Berufungsprozess um Schadenersatz für Arzt nach Freispruch
Ein Mediziner wurde 2013 in Göttingen im Organspendeprozess festgenommen. Nach seinem Freispruch fordert er Schmerzensgeld in Höhe von 1,2 Millionen Franken.

Das Wichtigste in Kürze
- Ein Mediziner fordert mehr als 1,2 Millionen Franken Schadensersatz.
- Er musste Vermögensschäden durch eine Untersuchungshaft erleiden.
- Die Richter halten die Forderung für berechtigt.
Vor dem Oberlandesgericht Braunschweig hat am Montag der Berufungsprozess um Schadenersatz von über 1,1 Millionen Euro (1,2 Millionen Franken) für einen ehemaligen Arzt aus Göttingen begonnen.
Er fordert diese nach seinem Freispruch in einem Prozess um vermeintliche Manipulationen bei der Vergabe von Spenderorganen vom Land Niedersachsen. Nach Angaben einer Gerichtssprecherin liessen die Richter erkennen, dass sie die Forderung für berechtigt halten.

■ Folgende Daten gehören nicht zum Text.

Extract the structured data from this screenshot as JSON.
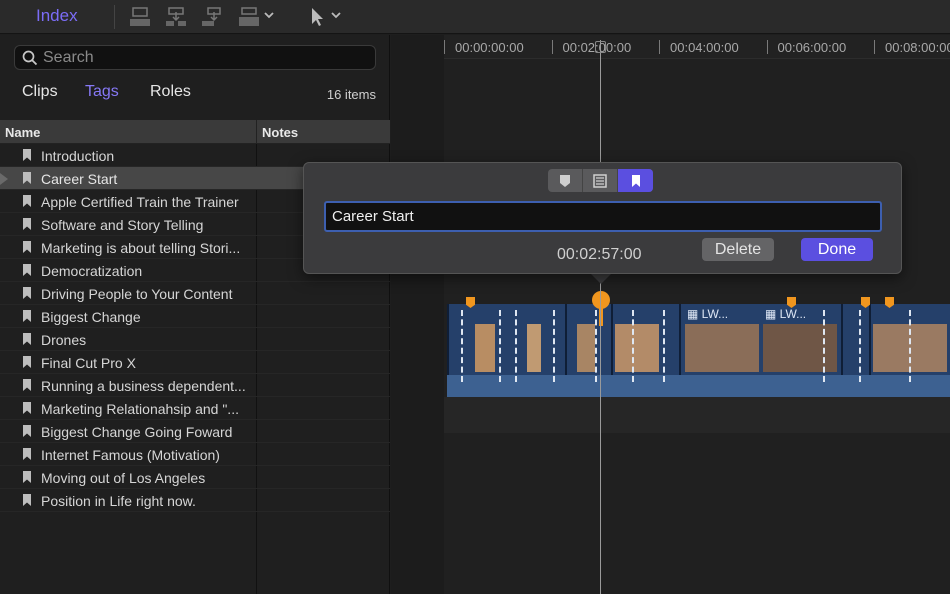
{
  "toolbar": {
    "title": "Index",
    "icons": [
      "connect-clip-icon",
      "insert-clip-icon",
      "append-clip-icon",
      "overwrite-clip-icon",
      "select-tool-icon"
    ]
  },
  "index": {
    "search_placeholder": "Search",
    "tabs": [
      {
        "label": "Clips",
        "active": false
      },
      {
        "label": "Tags",
        "active": true
      },
      {
        "label": "Roles",
        "active": false
      }
    ],
    "item_count": "16 items",
    "columns": {
      "name": "Name",
      "notes": "Notes"
    },
    "items": [
      "Introduction",
      "Career Start",
      "Apple Certified Train the Trainer",
      "Software and Story Telling",
      "Marketing is about telling Stori...",
      "Democratization",
      "Driving People to Your Content",
      "Biggest Change",
      "Drones",
      "Final Cut Pro X",
      "Running a business dependent...",
      "Marketing Relationahsip and \"...",
      "Biggest Change Going Foward",
      "Internet Famous (Motivation)",
      "Moving out of Los Angeles",
      "Position in Life right now."
    ],
    "selected_index": 1
  },
  "timeline": {
    "timecodes": [
      "00:00:00:00",
      "00:02:00:00",
      "00:04:00:00",
      "00:06:00:00",
      "00:08:00:00"
    ],
    "clip_labels": [
      "LW...",
      "LW..."
    ]
  },
  "popover": {
    "modes": [
      "marker-standard-icon",
      "marker-todo-icon",
      "marker-chapter-icon"
    ],
    "active_mode": 2,
    "name_value": "Career Start",
    "timecode": "00:02:57:00",
    "delete_label": "Delete",
    "done_label": "Done"
  },
  "colors": {
    "accent": "#5b4fe0",
    "tab_active": "#8678f5",
    "marker": "#f0961f",
    "clip": "#25406a"
  }
}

Die Berufung des Bundeslands gegen ein erstinstanzliches Urteil des Landgerichts in Braunschweig hat nur wenig Erfolgsaussichten. Zu dieser Einschätzung kam das OLG bei einer vorläufigen rechtlichen Bewertung.
Abschliessende Entscheidung am 28. Oktober
Demnach hält der zuständige Senat die Feststellungen der Vorinstanz für korrekt. Eine abschliessende Entscheidung in dem Fall verkünden die Richter am 28. Oktober.

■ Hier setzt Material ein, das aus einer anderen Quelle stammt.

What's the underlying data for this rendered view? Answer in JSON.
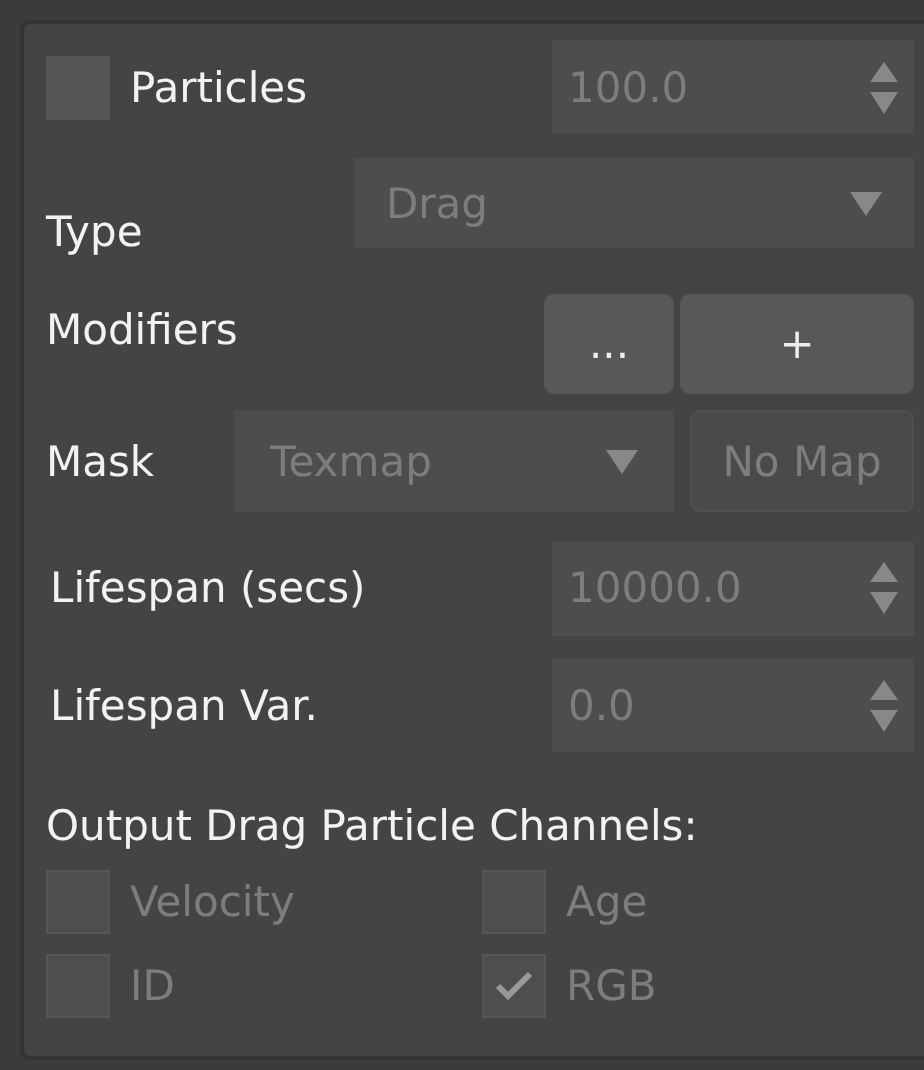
{
  "particles": {
    "label": "Particles",
    "checked": false,
    "value": "100.0",
    "disabled": true
  },
  "type": {
    "label": "Type",
    "value": "Drag",
    "disabled": true
  },
  "modifiers": {
    "label": "Modifiers",
    "buttons": [
      "...",
      "+"
    ]
  },
  "mask": {
    "label": "Mask",
    "value": "Texmap",
    "map_button": "No Map",
    "disabled": true
  },
  "spinners": [
    {
      "label": "Lifespan (secs)",
      "value": "10000.0",
      "disabled": true
    },
    {
      "label": "Lifespan Var.",
      "value": "0.0",
      "disabled": true
    }
  ],
  "channels_title": "Output Drag Particle Channels:",
  "channels": [
    {
      "label": "Velocity",
      "checked": false,
      "disabled": true
    },
    {
      "label": "Age",
      "checked": false,
      "disabled": true
    },
    {
      "label": "ID",
      "checked": false,
      "disabled": true
    },
    {
      "label": "RGB",
      "checked": true,
      "disabled": true
    }
  ]
}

Der frühere leitende Oberarzt der Göttinger Uniklinik klagt auf Schadenersatz wegen Vermögensschäden durch Untersuchungshaft und andere Strafverfolgungsmassnahmen. Der Mediziner wurde 2013 bei Ermittlungen zum Organspendeskandal an dem Krankenhaus in der niedersächsischen Stadt zunächst für elf Monate verhaftet. Dies, wegen des Verdachts auf Korruptionsdelikte. Er kam erst frei, als er eine Kaution stellte.

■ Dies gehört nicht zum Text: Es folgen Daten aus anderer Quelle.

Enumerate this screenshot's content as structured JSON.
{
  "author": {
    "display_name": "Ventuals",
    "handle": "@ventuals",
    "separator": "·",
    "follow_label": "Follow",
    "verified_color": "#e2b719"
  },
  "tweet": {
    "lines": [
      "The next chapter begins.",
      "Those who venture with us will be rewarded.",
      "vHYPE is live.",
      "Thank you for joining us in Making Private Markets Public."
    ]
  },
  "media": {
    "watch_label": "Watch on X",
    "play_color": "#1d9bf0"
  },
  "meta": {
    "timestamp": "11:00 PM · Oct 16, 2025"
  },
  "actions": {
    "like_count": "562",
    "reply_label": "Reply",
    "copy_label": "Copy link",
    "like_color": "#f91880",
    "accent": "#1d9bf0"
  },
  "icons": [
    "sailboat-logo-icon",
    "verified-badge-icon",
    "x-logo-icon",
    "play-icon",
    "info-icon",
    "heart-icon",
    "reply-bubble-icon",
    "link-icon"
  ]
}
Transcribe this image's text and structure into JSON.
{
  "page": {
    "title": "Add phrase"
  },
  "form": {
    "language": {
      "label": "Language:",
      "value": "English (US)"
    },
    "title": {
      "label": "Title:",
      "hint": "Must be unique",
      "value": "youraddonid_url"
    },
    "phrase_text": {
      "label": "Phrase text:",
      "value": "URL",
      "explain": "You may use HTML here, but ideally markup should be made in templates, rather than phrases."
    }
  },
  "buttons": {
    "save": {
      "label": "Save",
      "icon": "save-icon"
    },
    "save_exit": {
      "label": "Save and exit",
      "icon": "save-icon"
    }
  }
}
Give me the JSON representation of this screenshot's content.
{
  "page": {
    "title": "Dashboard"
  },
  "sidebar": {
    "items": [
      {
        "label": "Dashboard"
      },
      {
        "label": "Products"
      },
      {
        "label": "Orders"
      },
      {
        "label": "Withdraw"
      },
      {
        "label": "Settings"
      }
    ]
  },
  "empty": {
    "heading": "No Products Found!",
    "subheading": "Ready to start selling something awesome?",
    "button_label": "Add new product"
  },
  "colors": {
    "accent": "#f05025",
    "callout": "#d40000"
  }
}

Später wurde O. dann wegen versuchten Totschlags angeklagt und in einem Strafverfahren vor Gericht gestellt. Das Landgericht Göttingen sprach ihn 2015 frei. Auch der Bundesgerichtshof sah später kein strafrechtlich relevantes Verhalten.
Das Urteil ist seit 2017 rechtskräftig. In einem Zivilverfahren verklagte er das Land Niedersachsen auf Schadenersatz in einer Höhe von 1,2 Millionen Euro (1,3 Millionen Franken).
80'000 Euro für Zinsschäden
Fast der gesamte geltend gemachte Vermögensschaden resultiert dabei nach Angaben des Mediziners aus Verdienstausfällen. Dies, weil ihm wegen seiner Haft eine bereits fest zugesagte gut dotierte Stelle an einem jordanischen Krankenhaus entging. Dazu kommt ein Posten von rund 80'000 Euro (rund 86'000 Franken) für Zinsschäden. Seine Familie musste für die Kautionszahlung einen Kredit aufnehmen.

In dem ersten Prozess vor dem Landgericht bestritt das Land erfolglos die Berechtigung der finanziellen Forderungen. Die Richter dort sahen es nach der Vernehmung eines Vertreters der jordanischen Klinik als erwiesen an, dass O. die Stellung mit einem Monatsgehalt Gehalt von 50'000 Dollar (aktuell etwa 46'000 Franken) tatsächlich nur aufgrund der Inhaftierung entging.
Organspenderzahlen brachen bundesweit stark ein
Auch die Forderung nach Schadenersatz für den Zinsschaden sahen sie als berechtigt an. Der für die Berufung zuständige Senat des OLG erkannte in einer vorläufigen rechtlichen Auffassung keine Fehler in diesen Annahmen. Demnach würde er lediglich einen vergleichsweise kleinen Betrag als «Vorteilausgleich» von der geforderten Gesamtsumme abziehen. Dies, weil sich der Arzt in Untersuchungshaft nicht selbst verpflegen musste und ihm keine Kosten für seine Unterkunft entstanden.
In dem Organspendeskandal ging es um folgendes: Patienten wurden durch die Meldung falscher Informationen an die Koordinierungsstelle Eurotransplant bei der Vergabe von Spenderorganen bevorzugt. Konkret ging es um Angaben, wie lange von O. behandelte Alkoholiker bereits «trocken» waren. Nach dem Skandal an dem Klinikum brachen die Organspenderzahlen bundesweit stark ein.